Dany Heatley is done, Dany Heatley is a great signing: a one-man debate

Jul 10, 12:33 PM

Yesterday I was taken aback to see that Dany Heatley had signed a one-year, one-million dollar contract with the Anaheim Ducks.

I mean, Dany Heatley, ONE MILLION DOLLARS?

That’s it, that’s all?

...Wait. Or...is that way too much?

Also...someone signed Dany Heatley at all? He’s done!

...But then again, it is Dany Heatley…

I was taken aback, but I didn’t really know why. Was this a terrible or great signing? Anytime you have to really consider that question, it’s probably somewhere in the middle.

Here’s where I’ve got it now:

If Heatley is still able to contribute in the NHL, he’s worth more than a million dollars. “Able to contribute” for a player with his goal-scoring past means around 15 goals, which generally costs more than a million bucks.

If Dany Heatley isn’t fast enough to get into position to score, if he can’t keep up enough to play with skill players, if he just can’t do it anymore, then he’s worth nothing.

By signing him to a one-year, one million dollar deal, the Ducks have said what the rest of us are saying: we have no idea. Got nothing. We have no damn clue if Heatley still has it or not. But, if he’s done you’re only out a tiny cap hit, and if he’s not you’re getting a bargain. So sure, why not. Sign him to a one-year, one million dollar deal and find out.

Below are the arguments for “Dany Heatley is done” and “Dany Heatley will outperform his contract,” then my best guess.

Dany Heatley is done

Oh my god, Dany Heatley is so obviously done it’s insane we even have to have this conversation. In the past three seasons his ice time has fallen from 20:30 a night, to 18:20, to 14:49, before playing just over 11 minutes a game in playoffs for Minnesota this past year. That’s under the same coach watching his ability plummet. He scored a whopping 12 goals and 28 total points in 76 regular season games despite getting the 4th most powerplay time among Wild forwards (over 2.5 minutes per game).

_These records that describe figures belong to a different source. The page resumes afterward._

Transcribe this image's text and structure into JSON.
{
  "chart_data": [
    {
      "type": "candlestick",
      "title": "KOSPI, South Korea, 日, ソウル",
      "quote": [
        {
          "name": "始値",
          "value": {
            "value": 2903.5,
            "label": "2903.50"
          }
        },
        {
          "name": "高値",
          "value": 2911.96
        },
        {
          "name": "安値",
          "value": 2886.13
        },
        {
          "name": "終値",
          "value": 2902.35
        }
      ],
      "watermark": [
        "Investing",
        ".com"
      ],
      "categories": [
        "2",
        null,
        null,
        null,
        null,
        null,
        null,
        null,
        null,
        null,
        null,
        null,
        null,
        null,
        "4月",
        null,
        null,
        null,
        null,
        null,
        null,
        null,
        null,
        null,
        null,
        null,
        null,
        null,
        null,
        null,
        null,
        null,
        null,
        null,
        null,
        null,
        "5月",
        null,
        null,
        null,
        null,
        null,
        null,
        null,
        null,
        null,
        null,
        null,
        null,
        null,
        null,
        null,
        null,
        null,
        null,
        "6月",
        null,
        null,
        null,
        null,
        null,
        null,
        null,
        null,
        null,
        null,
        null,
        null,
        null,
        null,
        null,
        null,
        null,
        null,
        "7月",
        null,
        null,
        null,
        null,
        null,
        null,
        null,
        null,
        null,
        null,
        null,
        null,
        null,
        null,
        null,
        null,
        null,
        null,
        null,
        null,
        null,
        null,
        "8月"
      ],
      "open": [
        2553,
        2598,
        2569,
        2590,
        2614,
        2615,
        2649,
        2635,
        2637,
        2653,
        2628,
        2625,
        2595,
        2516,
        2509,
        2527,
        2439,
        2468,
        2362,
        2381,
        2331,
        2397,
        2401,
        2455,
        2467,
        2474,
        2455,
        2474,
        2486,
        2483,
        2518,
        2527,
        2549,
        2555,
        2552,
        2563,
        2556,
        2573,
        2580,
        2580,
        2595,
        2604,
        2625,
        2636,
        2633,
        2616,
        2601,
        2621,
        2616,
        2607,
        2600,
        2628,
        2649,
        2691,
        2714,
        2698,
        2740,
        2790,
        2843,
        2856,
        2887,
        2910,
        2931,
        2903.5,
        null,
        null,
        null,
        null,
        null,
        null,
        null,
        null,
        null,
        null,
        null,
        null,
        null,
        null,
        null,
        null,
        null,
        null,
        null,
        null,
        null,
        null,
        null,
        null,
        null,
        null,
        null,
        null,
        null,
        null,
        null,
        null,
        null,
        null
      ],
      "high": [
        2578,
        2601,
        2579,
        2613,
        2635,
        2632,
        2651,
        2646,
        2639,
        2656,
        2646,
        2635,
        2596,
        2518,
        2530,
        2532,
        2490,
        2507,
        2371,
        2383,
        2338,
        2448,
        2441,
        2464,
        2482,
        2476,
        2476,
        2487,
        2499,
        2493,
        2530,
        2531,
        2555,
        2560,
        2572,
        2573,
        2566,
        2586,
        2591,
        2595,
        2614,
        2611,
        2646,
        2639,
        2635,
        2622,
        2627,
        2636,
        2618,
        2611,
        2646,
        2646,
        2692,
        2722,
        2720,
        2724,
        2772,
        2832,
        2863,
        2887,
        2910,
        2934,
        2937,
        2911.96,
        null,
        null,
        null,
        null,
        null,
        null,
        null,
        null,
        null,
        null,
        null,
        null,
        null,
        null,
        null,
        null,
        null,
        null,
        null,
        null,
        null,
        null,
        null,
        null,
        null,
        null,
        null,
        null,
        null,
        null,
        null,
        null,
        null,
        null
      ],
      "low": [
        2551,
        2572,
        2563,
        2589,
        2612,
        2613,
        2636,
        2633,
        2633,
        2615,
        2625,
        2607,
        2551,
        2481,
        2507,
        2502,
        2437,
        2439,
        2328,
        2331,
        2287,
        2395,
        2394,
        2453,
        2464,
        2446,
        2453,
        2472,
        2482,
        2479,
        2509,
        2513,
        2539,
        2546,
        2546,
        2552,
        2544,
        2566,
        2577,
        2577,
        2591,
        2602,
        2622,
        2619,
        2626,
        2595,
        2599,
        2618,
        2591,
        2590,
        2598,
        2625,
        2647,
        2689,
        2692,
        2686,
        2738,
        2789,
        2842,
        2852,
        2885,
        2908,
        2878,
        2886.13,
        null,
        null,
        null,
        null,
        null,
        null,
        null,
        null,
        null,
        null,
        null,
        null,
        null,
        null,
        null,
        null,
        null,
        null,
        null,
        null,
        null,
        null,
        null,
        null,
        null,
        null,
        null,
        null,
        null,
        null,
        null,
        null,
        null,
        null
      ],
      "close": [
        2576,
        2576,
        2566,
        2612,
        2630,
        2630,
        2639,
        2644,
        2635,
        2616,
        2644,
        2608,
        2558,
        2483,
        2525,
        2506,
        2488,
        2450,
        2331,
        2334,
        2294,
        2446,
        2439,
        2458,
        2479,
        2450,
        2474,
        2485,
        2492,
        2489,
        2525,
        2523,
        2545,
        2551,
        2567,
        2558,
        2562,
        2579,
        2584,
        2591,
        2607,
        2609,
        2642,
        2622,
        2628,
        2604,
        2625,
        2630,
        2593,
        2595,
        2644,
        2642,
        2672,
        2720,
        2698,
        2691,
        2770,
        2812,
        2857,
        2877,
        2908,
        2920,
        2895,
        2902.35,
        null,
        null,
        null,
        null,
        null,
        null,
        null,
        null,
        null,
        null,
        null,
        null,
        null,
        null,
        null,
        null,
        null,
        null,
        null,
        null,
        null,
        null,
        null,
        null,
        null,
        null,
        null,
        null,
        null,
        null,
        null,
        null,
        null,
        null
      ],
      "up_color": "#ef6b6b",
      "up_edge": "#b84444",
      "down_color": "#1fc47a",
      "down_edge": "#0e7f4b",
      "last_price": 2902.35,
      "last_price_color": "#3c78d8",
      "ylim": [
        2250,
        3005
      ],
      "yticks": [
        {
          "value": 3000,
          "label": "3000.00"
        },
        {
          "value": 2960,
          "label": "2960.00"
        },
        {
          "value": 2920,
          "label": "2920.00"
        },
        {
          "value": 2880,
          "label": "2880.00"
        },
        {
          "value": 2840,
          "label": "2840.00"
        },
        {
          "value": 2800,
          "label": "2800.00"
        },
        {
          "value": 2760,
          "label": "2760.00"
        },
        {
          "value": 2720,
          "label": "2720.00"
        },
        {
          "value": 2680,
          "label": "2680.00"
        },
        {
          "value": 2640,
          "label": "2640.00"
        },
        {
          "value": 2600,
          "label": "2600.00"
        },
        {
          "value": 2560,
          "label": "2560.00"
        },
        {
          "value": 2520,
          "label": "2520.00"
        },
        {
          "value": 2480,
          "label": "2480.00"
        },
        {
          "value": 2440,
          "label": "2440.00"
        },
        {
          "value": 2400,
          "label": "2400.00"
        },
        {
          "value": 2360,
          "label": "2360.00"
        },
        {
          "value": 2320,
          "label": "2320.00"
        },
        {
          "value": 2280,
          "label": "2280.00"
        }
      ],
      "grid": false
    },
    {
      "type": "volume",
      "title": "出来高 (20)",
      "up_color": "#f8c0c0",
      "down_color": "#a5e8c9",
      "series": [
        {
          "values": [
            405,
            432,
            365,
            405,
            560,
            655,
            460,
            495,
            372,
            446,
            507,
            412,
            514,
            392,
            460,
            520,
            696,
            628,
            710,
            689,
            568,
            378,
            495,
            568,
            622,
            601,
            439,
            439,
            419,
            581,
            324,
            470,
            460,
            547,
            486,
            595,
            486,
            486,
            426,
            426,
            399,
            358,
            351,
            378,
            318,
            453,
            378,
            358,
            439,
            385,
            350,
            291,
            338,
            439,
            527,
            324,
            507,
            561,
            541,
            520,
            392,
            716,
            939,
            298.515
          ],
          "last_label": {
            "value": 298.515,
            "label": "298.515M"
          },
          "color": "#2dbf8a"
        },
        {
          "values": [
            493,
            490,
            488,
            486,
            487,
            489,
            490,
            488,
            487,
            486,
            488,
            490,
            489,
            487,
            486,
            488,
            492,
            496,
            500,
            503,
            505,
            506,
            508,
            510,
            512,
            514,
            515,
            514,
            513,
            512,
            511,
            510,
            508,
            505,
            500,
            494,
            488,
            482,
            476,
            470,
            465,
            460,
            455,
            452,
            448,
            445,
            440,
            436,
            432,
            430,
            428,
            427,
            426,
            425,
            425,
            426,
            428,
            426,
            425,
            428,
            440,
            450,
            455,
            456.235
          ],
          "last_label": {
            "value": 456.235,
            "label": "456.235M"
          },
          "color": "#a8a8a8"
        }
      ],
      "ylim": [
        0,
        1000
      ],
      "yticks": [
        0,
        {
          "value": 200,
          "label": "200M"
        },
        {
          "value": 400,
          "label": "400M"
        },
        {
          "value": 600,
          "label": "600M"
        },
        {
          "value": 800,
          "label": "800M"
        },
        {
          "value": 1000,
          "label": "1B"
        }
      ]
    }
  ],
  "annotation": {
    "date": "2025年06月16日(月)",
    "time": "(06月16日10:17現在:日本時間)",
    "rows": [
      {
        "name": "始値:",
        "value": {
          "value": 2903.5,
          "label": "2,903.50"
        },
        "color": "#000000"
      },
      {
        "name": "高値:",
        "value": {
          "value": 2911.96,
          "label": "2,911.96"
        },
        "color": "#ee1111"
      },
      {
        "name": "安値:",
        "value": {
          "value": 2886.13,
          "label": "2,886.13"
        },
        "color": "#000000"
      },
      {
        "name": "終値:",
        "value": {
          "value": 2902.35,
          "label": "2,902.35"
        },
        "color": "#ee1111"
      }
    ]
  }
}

The Wild have 31 skaters on their NHL.com stats page. Each page holds 30 players. If you sort it by plus/minus, you have to go to page two to find Heatley and his -18, which is 11 goals against worse than the second worst skater on the team. If you think plus/minus is a bunk stat, well, his Corsi relative to his team was -5.9%, and he wasn’t exactly playing the toughest minutes. He was atrocious anyway you slice it.

He’s never been a fitness nut, he was never the most fleet of foot, and he’s officially lost it. He’s not going to do squat with the Ducks.

Dany Heatley will outperform his contract

Since the year 2000, six players have scored 50 goals twice: Ovechkin, Stamkos, Iginla, Kovalchuk, Jagr...and Dany Heatley. We’re really debating if a career elite scorer at 33 - not 43, people - is worth a one million dollar one year shot? Do you know who makes a million dollars in the NHL these days? Random dudes hauled out of the KHL like Petri Kontiola. Depth journeymen like Joe Vitale. Knuckle-chucking dusters like Patrick Bordeleau. Hell, two of those guys I just named earn more than a million. And we’re not sure about Heatley?

It was just 2010 when Dany Heatley was on Team Canada skating alongside a couple guys named Corey Perry and Ryan Getzlaf en route to winning a gold medal (how gigantic is that line, by the way?). If he gets the chance to skate with those guys again, which he likely will, you don’t think that bomb shot of his is going to find the back of the net 15-plus times? Of course it is.

Combine all this with the fact that this piddly contract is a wake-up call, and you’ve got a motivated Heatley working his tail off this summer to come into camp in shape and have a great season. And let’s be real anyway - he could’ve gotten more dollars elsewhere, he just took the comparably tiny contract so he could play for a Cup contender. That anyone thinks he’s not worth a million for a one year shot is flabbergasting.

Actual expectations

Heatley is slower and generally worse than he’s ever been, but he’s also a guy with a unique skill set who can bury a few extra pucks your average player can’t.

The risk to the Ducks is pretty much nil. For a million dollars, if he’s not working out you can put him in the pressbox, or on waivers, or whatever. On the chance he comes in with some real serious intent to succeed and fits somewhere in your lineup, signing him for cheap was probably a no-brainer.

The Ducks are probably thinking what the rest of us are: we're not expecting much, but we know there's a fair chance this could pay off nicely. If he stays healthy all year, I’ll call him hitting 15 goals in a limited role.